Let Joint Families Forge a Better Future

Bharat J. Gajjar



Right after the independence of India, in 1947, my father put four names outside our house. At that time we lived as a joint family. Both my father and my uncles' families lived in a big bungalow. l asked my father why he had put our names outside the home. He told me that legally we were no longer a joint family. He added that Jawaharlal Nehru's government wanted to give a tax incentive to smaller families. If we kept a joint family, we would have to pay more taxes. I asked him why a joint family was not preferred. Wasn't it the Hindu way of living? He said Prime Minister Nehru was a Westernized man who believed that India was poor and nonindustrial because the Hindus have a joint family system. He wanted to break up this system in order to make material progress in India.
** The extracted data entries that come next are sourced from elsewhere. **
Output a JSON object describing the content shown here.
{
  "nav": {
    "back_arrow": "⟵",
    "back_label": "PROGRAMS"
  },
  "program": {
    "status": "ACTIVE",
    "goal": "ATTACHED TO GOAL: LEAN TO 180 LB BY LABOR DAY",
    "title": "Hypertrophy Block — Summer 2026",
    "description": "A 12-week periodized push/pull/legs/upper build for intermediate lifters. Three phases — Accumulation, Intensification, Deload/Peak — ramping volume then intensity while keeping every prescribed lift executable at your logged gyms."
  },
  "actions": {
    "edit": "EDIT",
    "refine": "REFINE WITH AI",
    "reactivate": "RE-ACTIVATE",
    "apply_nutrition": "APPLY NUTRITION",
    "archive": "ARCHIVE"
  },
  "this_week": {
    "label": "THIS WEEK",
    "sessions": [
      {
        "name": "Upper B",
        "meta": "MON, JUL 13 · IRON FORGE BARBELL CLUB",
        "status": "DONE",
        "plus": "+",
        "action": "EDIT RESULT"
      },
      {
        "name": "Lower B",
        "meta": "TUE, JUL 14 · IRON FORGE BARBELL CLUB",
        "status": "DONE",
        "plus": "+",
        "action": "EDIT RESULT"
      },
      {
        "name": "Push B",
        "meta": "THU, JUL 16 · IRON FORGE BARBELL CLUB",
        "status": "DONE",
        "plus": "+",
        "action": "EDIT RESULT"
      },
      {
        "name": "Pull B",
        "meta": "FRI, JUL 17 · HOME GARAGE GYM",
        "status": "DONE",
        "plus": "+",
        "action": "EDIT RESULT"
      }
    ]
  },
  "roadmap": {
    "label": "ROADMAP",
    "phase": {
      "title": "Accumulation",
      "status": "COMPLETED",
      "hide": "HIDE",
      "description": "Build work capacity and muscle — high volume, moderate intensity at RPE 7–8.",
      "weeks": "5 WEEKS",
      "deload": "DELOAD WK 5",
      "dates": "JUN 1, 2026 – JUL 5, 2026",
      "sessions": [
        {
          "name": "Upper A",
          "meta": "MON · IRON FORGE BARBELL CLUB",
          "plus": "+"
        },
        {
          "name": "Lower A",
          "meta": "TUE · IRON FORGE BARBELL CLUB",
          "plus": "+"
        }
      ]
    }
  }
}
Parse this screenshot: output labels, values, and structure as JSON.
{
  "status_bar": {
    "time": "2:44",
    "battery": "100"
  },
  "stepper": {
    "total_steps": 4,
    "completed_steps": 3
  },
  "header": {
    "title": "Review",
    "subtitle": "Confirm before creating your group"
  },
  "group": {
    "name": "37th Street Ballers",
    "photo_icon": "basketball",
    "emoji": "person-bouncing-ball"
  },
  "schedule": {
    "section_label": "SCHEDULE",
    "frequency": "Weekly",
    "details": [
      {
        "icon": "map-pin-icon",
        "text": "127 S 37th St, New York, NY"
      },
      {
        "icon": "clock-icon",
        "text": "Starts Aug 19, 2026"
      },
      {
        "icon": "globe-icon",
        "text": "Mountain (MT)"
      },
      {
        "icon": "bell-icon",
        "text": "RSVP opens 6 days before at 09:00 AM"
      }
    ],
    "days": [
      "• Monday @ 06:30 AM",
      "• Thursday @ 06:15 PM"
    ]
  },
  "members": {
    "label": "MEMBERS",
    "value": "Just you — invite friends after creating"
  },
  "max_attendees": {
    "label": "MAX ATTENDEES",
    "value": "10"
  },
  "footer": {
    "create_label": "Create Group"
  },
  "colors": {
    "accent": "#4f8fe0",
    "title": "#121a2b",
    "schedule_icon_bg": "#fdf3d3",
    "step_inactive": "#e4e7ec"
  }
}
I did not understand what my father was talking about then. After living many years in the West, I came to know what he really meant. In the West, family means a father, mother and children, and children leave the family when they become 18. In the East, family means parents, children, cousins, aunts and uncles. All the children live with the parents. The Christian way of living is to have individual small families, and their attitude comes from the Bible. Jesus says, "Do not think that I have come to bring peace on earth. l have not come to bring peace, but a sword. For l have come to set a man against his father, and a daughter against her mother, and a daughter-in-law against her mother-in-law. A man's foes will be those of his own household. He who loves father or mother more than me is not worthy of me; and he who loves son or daughter more than me is not worthy of me. He who does not take his cross and follow me is not worthy of me. He who finds his life will lose it, and he who loses his life for my sake will find it."--Luke 12:51:53

This passage means something in spirituality, but it is interpreted differently, in a mundane way. It leads one to live a free and more individualized life. A good example of this is in the state of Kerala, India, where Hindus are converted to Christianity. Churches have become strong, but families have become weaker, resulting in a higher divorce rate.

What happens when families in the USA break up? The family suffers, but the material world gains. Instead of one peaceful family, now we have two miserable, broken families. They need two apartments and sell their home. The lawyers are busy, the counselors and doctors are busy, fast food places are busy, dating services and restaurants are busy. And on and on it goes.

When a person feels lousy and miserable, he embraces the material world to get happiness. A loving person with a loving family will not and will be less motivated to fight. Sadly, this is only partially true. Look at some of the Indian people in the West. They have strong, loving families with well educated children and are successful. But they tend to dote on the material world. The Japanese have maintained a joint family system, and they are very successful. After 50 years of independence, India has made poor progress, in spite of Nehru's policies to divide families and push socialism. If India wants to make progress, she should keep the joint family system and enjoy an even more free and true enterprise. United we grow, divided we lose.